Step 2: Grow a reasonable base of knowledge if financial principles are not in your wheelhouse. Learn to create budgets or build a business plan or focus on profit margin through weekend seminars. Learn the basics of accounting via QuickBooks classes. You have a responsibility to know these things, and it will serve you well in managing every aspect of your business.
It is necessary to get comfortable with money and accounting
A command of all things financial also allows for management of personal and professional finances as integrated parts of a whole, a superior approach in the early years when you are the business and the business is you. This is critical for earning a commitment from a spouse or partner whose finances may also be on the line. When it comes to financial matters, too many entrepreneurs make erroneous assumptions about the scope and value of bookkeeping and accounting services to deflect a lack of willingness to be responsible at the appropriate level. They attempt to pass the buck. This is always a mistake. The buck stops with you.
It is not acceptable to say, “I’m not a math person. I’ll rely on my bookkeeper and accountant to understand the financial details of my business.” It is necessary and valuable to get comfortable with the money. It is not your bookkeeper’s responsibility to know the cost structure, gross margins, recent marketing spend, payroll and benefit expenses, and net profit of your company. It is yours. They handle the administration. It is not your business consultant’s or accountant’s responsibility to know the potential return on a new product or service or to predict when your new business may be profitable for the first time. It is yours. It is not your CFO’s job to hold full responsibility for knowing the company’s financial strength for investing in growth endeavors. Ultimately, it is yours.
You might think this is tough stuff, but know that your strengths are another entrepreneur’s weaknesses: no one is good at everything. Yet every entrepreneur must look at her business with a skillful mindset and own it all.
Take command and don’t let opportunity pass you by
Far too many entrepreneurs have had phenomenal opportunities pass them by because they would not focus on the money. I know many who were passionate but didn’t seize an opportunity to grow, or were never able to hire the talent they desired, or invested in new ideas with reckless abandon. In every case, a core issue was the failure to focus on money. Even with strong financial expertise, focusing on the money can still be an issue. When opportunity presents itself, don’t be one of those businesses. Focus on the money and seize it.

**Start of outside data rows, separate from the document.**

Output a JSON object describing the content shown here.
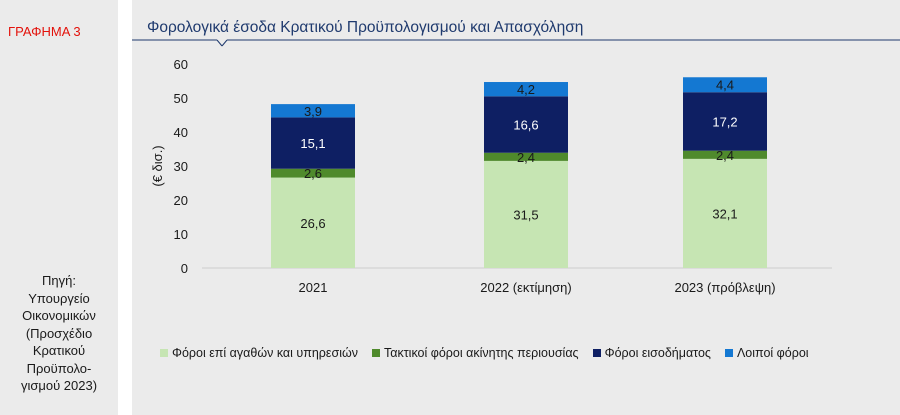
{
  "sidebar": {
    "figure_label": "ΓΡΑΦΗΜΑ 3",
    "source_lines": [
      "Πηγή:",
      "Υπουργείο",
      "Οικονομικών",
      "(Προσχέδιο",
      "Κρατικού",
      "Προϋπολο-",
      "γισμού 2023)"
    ]
  },
  "chart_data": {
    "type": "bar",
    "stacked": true,
    "title": "Φορολογικά έσοδα Κρατικού Προϋπολογισμού και Απασχόληση",
    "ylabel": "(€ δισ.)",
    "xlabel": "",
    "ylim": [
      0,
      60
    ],
    "yticks": [
      0,
      10,
      20,
      30,
      40,
      50,
      60
    ],
    "categories": [
      "2021",
      "2022 (εκτίμηση)",
      "2023 (πρόβλεψη)"
    ],
    "series": [
      {
        "name": "Φόροι επί αγαθών και υπηρεσιών",
        "values": [
          26.6,
          31.5,
          32.1
        ],
        "labels": [
          "26,6",
          "31,5",
          "32,1"
        ],
        "color": "#c6e5b3",
        "label_color": "#1a1a1a"
      },
      {
        "name": "Τακτικοί φόροι ακίνητης περιουσίας",
        "values": [
          2.6,
          2.4,
          2.4
        ],
        "labels": [
          "2,6",
          "2,4",
          "2,4"
        ],
        "color": "#4f8a2c",
        "label_color": "#1a1a1a"
      },
      {
        "name": "Φόροι εισοδήματος",
        "values": [
          15.1,
          16.6,
          17.2
        ],
        "labels": [
          "15,1",
          "16,6",
          "17,2"
        ],
        "color": "#0e1f63",
        "label_color": "#ffffff"
      },
      {
        "name": "Λοιποί φόροι",
        "values": [
          3.9,
          4.2,
          4.4
        ],
        "labels": [
          "3,9",
          "4,2",
          "4,4"
        ],
        "color": "#1478d2",
        "label_color": "#1a1a1a"
      }
    ],
    "grid": false,
    "legend_position": "bottom"
  },
  "colors": {
    "title": "#1f3a6e",
    "figure_label": "#e3120b",
    "background": "#ebebeb"
  }
}
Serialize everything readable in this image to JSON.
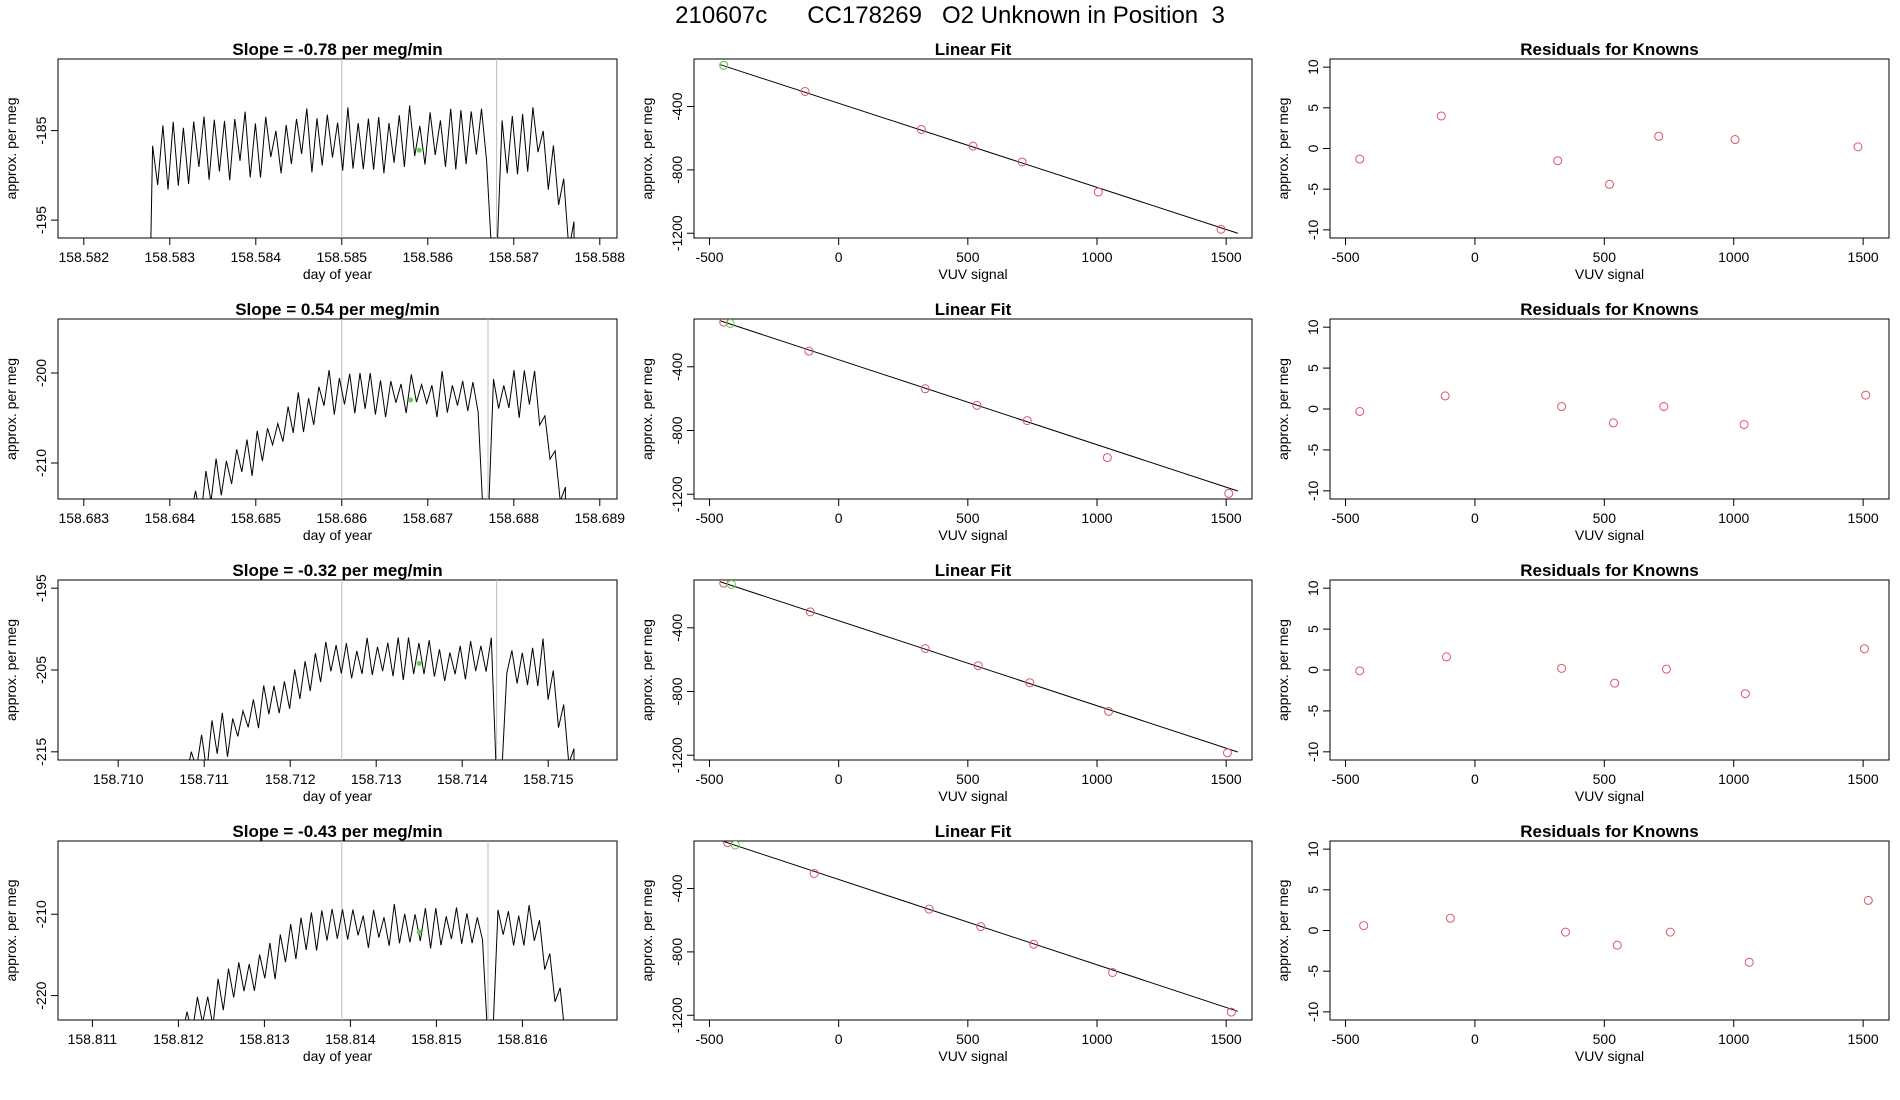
{
  "page_title": "210607c      CC178269   O2 Unknown in Position  3",
  "colors": {
    "trace": "#000000",
    "marker_line": "#bebebe",
    "known_points": "#df536b",
    "unknown_point": "#61d04f",
    "fit_line": "#000000"
  },
  "chart_data": [
    {
      "type": "line",
      "title": "Slope =  -0.78  per meg/min",
      "xlabel": "day of year",
      "ylabel": "approx. per meg",
      "xlim": [
        158.5817,
        158.5882
      ],
      "ylim": [
        -197,
        -177
      ],
      "xticks": [
        158.582,
        158.583,
        158.584,
        158.585,
        158.586,
        158.587,
        158.588
      ],
      "xtick_labels": [
        "158.582",
        "158.583",
        "158.584",
        "158.585",
        "158.586",
        "158.587",
        "158.588"
      ],
      "yticks": [
        -195,
        -185
      ],
      "ytick_labels": [
        "-195",
        "-185"
      ],
      "vlines": [
        158.585,
        158.5868
      ],
      "trace_x": [
        158.5816,
        158.5828,
        158.5834,
        158.5877
      ],
      "trace_y": [
        -197,
        -196.8,
        -188.0,
        -197
      ],
      "trace_shape": {
        "period": 0.00012,
        "amplitude": 2.6,
        "plateau": -186.0,
        "dips": [
          158.5868
        ]
      },
      "unknown_point": {
        "x": 158.5859,
        "y": -187.2
      }
    },
    {
      "type": "scatter",
      "title": "Linear Fit",
      "xlabel": "VUV signal",
      "ylabel": "approx. per meg",
      "xlim": [
        -560,
        1600
      ],
      "ylim": [
        -1230,
        -100
      ],
      "xticks": [
        -500,
        0,
        500,
        1000,
        1500
      ],
      "xtick_labels": [
        "-500",
        "0",
        "500",
        "1000",
        "1500"
      ],
      "yticks": [
        -1200,
        -800,
        -400
      ],
      "ytick_labels": [
        "-1200",
        "-800",
        "-400"
      ],
      "fit_line": {
        "x": [
          -460,
          1545
        ],
        "y": [
          -135,
          -1200
        ]
      },
      "known": {
        "x": [
          -445,
          -130,
          320,
          520,
          710,
          1005,
          1480
        ],
        "y": [
          -140,
          -305,
          -545,
          -650,
          -750,
          -940,
          -1175
        ]
      },
      "unknown": {
        "x": [
          -445
        ],
        "y": [
          -140
        ]
      }
    },
    {
      "type": "scatter",
      "title": "Residuals for Knowns",
      "xlabel": "VUV signal",
      "ylabel": "approx. per meg",
      "xlim": [
        -560,
        1600
      ],
      "ylim": [
        -11,
        11
      ],
      "xticks": [
        -500,
        0,
        500,
        1000,
        1500
      ],
      "xtick_labels": [
        "-500",
        "0",
        "500",
        "1000",
        "1500"
      ],
      "yticks": [
        -10,
        -5,
        0,
        5,
        10
      ],
      "ytick_labels": [
        "-10",
        "-5",
        "0",
        "5",
        "10"
      ],
      "points": {
        "x": [
          -445,
          -130,
          320,
          520,
          710,
          1005,
          1480
        ],
        "y": [
          -1.3,
          4.0,
          -1.5,
          -4.4,
          1.5,
          1.1,
          0.2
        ]
      }
    },
    {
      "type": "line",
      "title": "Slope =  0.54  per meg/min",
      "xlabel": "day of year",
      "ylabel": "approx. per meg",
      "xlim": [
        158.6827,
        158.6892
      ],
      "ylim": [
        -214,
        -194
      ],
      "xticks": [
        158.683,
        158.684,
        158.685,
        158.686,
        158.687,
        158.688,
        158.689
      ],
      "xtick_labels": [
        "158.683",
        "158.684",
        "158.685",
        "158.686",
        "158.687",
        "158.688",
        "158.689"
      ],
      "yticks": [
        -210,
        -200
      ],
      "ytick_labels": [
        "-210",
        "-200"
      ],
      "vlines": [
        158.686,
        158.6877
      ],
      "trace_x": [
        158.6841,
        158.6843,
        158.6886
      ],
      "trace_y": [
        -214,
        -210.0,
        -214
      ],
      "trace_shape": {
        "period": 0.00012,
        "amplitude": 1.8,
        "plateau": -202.3,
        "dips": [
          158.6877
        ]
      },
      "unknown_point": {
        "x": 158.6868,
        "y": -203.0
      }
    },
    {
      "type": "scatter",
      "title": "Linear Fit",
      "xlabel": "VUV signal",
      "ylabel": "approx. per meg",
      "xlim": [
        -560,
        1600
      ],
      "ylim": [
        -1230,
        -100
      ],
      "xticks": [
        -500,
        0,
        500,
        1000,
        1500
      ],
      "xtick_labels": [
        "-500",
        "0",
        "500",
        "1000",
        "1500"
      ],
      "yticks": [
        -1200,
        -800,
        -400
      ],
      "ytick_labels": [
        "-1200",
        "-800",
        "-400"
      ],
      "fit_line": {
        "x": [
          -460,
          1545
        ],
        "y": [
          -110,
          -1180
        ]
      },
      "known": {
        "x": [
          -445,
          -115,
          335,
          535,
          730,
          1040,
          1510
        ],
        "y": [
          -120,
          -302,
          -538,
          -642,
          -738,
          -970,
          -1195
        ]
      },
      "unknown": {
        "x": [
          -420
        ],
        "y": [
          -128
        ]
      }
    },
    {
      "type": "scatter",
      "title": "Residuals for Knowns",
      "xlabel": "VUV signal",
      "ylabel": "approx. per meg",
      "xlim": [
        -560,
        1600
      ],
      "ylim": [
        -11,
        11
      ],
      "xticks": [
        -500,
        0,
        500,
        1000,
        1500
      ],
      "xtick_labels": [
        "-500",
        "0",
        "500",
        "1000",
        "1500"
      ],
      "yticks": [
        -10,
        -5,
        0,
        5,
        10
      ],
      "ytick_labels": [
        "-10",
        "-5",
        "0",
        "5",
        "10"
      ],
      "points": {
        "x": [
          -445,
          -115,
          335,
          535,
          730,
          1040,
          1510
        ],
        "y": [
          -0.3,
          1.6,
          0.3,
          -1.7,
          0.3,
          -1.9,
          1.7
        ]
      }
    },
    {
      "type": "line",
      "title": "Slope =  -0.32  per meg/min",
      "xlabel": "day of year",
      "ylabel": "approx. per meg",
      "xlim": [
        158.7093,
        158.7158
      ],
      "ylim": [
        -216,
        -194
      ],
      "xticks": [
        158.71,
        158.711,
        158.712,
        158.713,
        158.714,
        158.715
      ],
      "xtick_labels": [
        "158.710",
        "158.711",
        "158.712",
        "158.713",
        "158.714",
        "158.715"
      ],
      "yticks": [
        -215,
        -205,
        -195
      ],
      "ytick_labels": [
        "-215",
        "-205",
        "-195"
      ],
      "vlines": [
        158.7126,
        158.7144
      ],
      "trace_x": [
        158.7108,
        158.71085,
        158.7153
      ],
      "trace_y": [
        -216,
        -211.0,
        -216
      ],
      "trace_shape": {
        "period": 0.00012,
        "amplitude": 2.0,
        "plateau": -204.0,
        "dips": [
          158.7144
        ]
      },
      "unknown_point": {
        "x": 158.7135,
        "y": -204.2
      }
    },
    {
      "type": "scatter",
      "title": "Linear Fit",
      "xlabel": "VUV signal",
      "ylabel": "approx. per meg",
      "xlim": [
        -560,
        1600
      ],
      "ylim": [
        -1230,
        -100
      ],
      "xticks": [
        -500,
        0,
        500,
        1000,
        1500
      ],
      "xtick_labels": [
        "-500",
        "0",
        "500",
        "1000",
        "1500"
      ],
      "yticks": [
        -1200,
        -800,
        -400
      ],
      "ytick_labels": [
        "-1200",
        "-800",
        "-400"
      ],
      "fit_line": {
        "x": [
          -460,
          1545
        ],
        "y": [
          -110,
          -1180
        ]
      },
      "known": {
        "x": [
          -445,
          -110,
          335,
          540,
          740,
          1045,
          1505
        ],
        "y": [
          -120,
          -300,
          -530,
          -638,
          -745,
          -925,
          -1185
        ]
      },
      "unknown": {
        "x": [
          -415
        ],
        "y": [
          -128
        ]
      }
    },
    {
      "type": "scatter",
      "title": "Residuals for Knowns",
      "xlabel": "VUV signal",
      "ylabel": "approx. per meg",
      "xlim": [
        -560,
        1600
      ],
      "ylim": [
        -11,
        11
      ],
      "xticks": [
        -500,
        0,
        500,
        1000,
        1500
      ],
      "xtick_labels": [
        "-500",
        "0",
        "500",
        "1000",
        "1500"
      ],
      "yticks": [
        -10,
        -5,
        0,
        5,
        10
      ],
      "ytick_labels": [
        "-10",
        "-5",
        "0",
        "5",
        "10"
      ],
      "points": {
        "x": [
          -445,
          -110,
          335,
          540,
          740,
          1045,
          1505
        ],
        "y": [
          -0.1,
          1.6,
          0.2,
          -1.6,
          0.1,
          -2.9,
          2.6
        ]
      }
    },
    {
      "type": "line",
      "title": "Slope =  -0.43  per meg/min",
      "xlabel": "day of year",
      "ylabel": "approx. per meg",
      "xlim": [
        158.8106,
        158.8171
      ],
      "ylim": [
        -223,
        -201
      ],
      "xticks": [
        158.811,
        158.812,
        158.813,
        158.814,
        158.815,
        158.816
      ],
      "xtick_labels": [
        "158.811",
        "158.812",
        "158.813",
        "158.814",
        "158.815",
        "158.816"
      ],
      "yticks": [
        -220,
        -210
      ],
      "ytick_labels": [
        "-220",
        "-210"
      ],
      "vlines": [
        158.8139,
        158.8156
      ],
      "trace_x": [
        158.8119,
        158.8121,
        158.8165
      ],
      "trace_y": [
        -223,
        -215.0,
        -223
      ],
      "trace_shape": {
        "period": 0.00012,
        "amplitude": 2.0,
        "plateau": -211.5,
        "dips": [
          158.8156
        ]
      },
      "unknown_point": {
        "x": 158.8148,
        "y": -212.2
      }
    },
    {
      "type": "scatter",
      "title": "Linear Fit",
      "xlabel": "VUV signal",
      "ylabel": "approx. per meg",
      "xlim": [
        -560,
        1600
      ],
      "ylim": [
        -1230,
        -100
      ],
      "xticks": [
        -500,
        0,
        500,
        1000,
        1500
      ],
      "xtick_labels": [
        "-500",
        "0",
        "500",
        "1000",
        "1500"
      ],
      "yticks": [
        -1200,
        -800,
        -400
      ],
      "ytick_labels": [
        "-1200",
        "-800",
        "-400"
      ],
      "fit_line": {
        "x": [
          -460,
          1545
        ],
        "y": [
          -95,
          -1175
        ]
      },
      "known": {
        "x": [
          -430,
          -95,
          350,
          550,
          755,
          1060,
          1520
        ],
        "y": [
          -110,
          -305,
          -530,
          -640,
          -752,
          -930,
          -1180
        ]
      },
      "unknown": {
        "x": [
          -400
        ],
        "y": [
          -125
        ]
      }
    },
    {
      "type": "scatter",
      "title": "Residuals for Knowns",
      "xlabel": "VUV signal",
      "ylabel": "approx. per meg",
      "xlim": [
        -560,
        1600
      ],
      "ylim": [
        -11,
        11
      ],
      "xticks": [
        -500,
        0,
        500,
        1000,
        1500
      ],
      "xtick_labels": [
        "-500",
        "0",
        "500",
        "1000",
        "1500"
      ],
      "yticks": [
        -10,
        -5,
        0,
        5,
        10
      ],
      "ytick_labels": [
        "-10",
        "-5",
        "0",
        "5",
        "10"
      ],
      "points": {
        "x": [
          -430,
          -95,
          350,
          550,
          755,
          1060,
          1520
        ],
        "y": [
          0.6,
          1.5,
          -0.2,
          -1.8,
          -0.2,
          -3.9,
          3.7
        ]
      }
    }
  ]
}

Tough talk to get the elephant out of the room
You do not have to become a financial expert to get the elephant out of the room. Strong financial skills are a bonus, a confidence booster and may eliminate the expense of accounting and financial professionals in the early stages. They are not necessary for success, but the absence of these skills is in no way an excuse for not going where you want to go. It is worth the work, time and hassle for a working knowledge and average skills when it comes to your revenue, expenses and profit. This tough talk may be the very thing to give you the perspective and courage needed to make a change. The challenge will foster new skills and determination, which are integral to business success.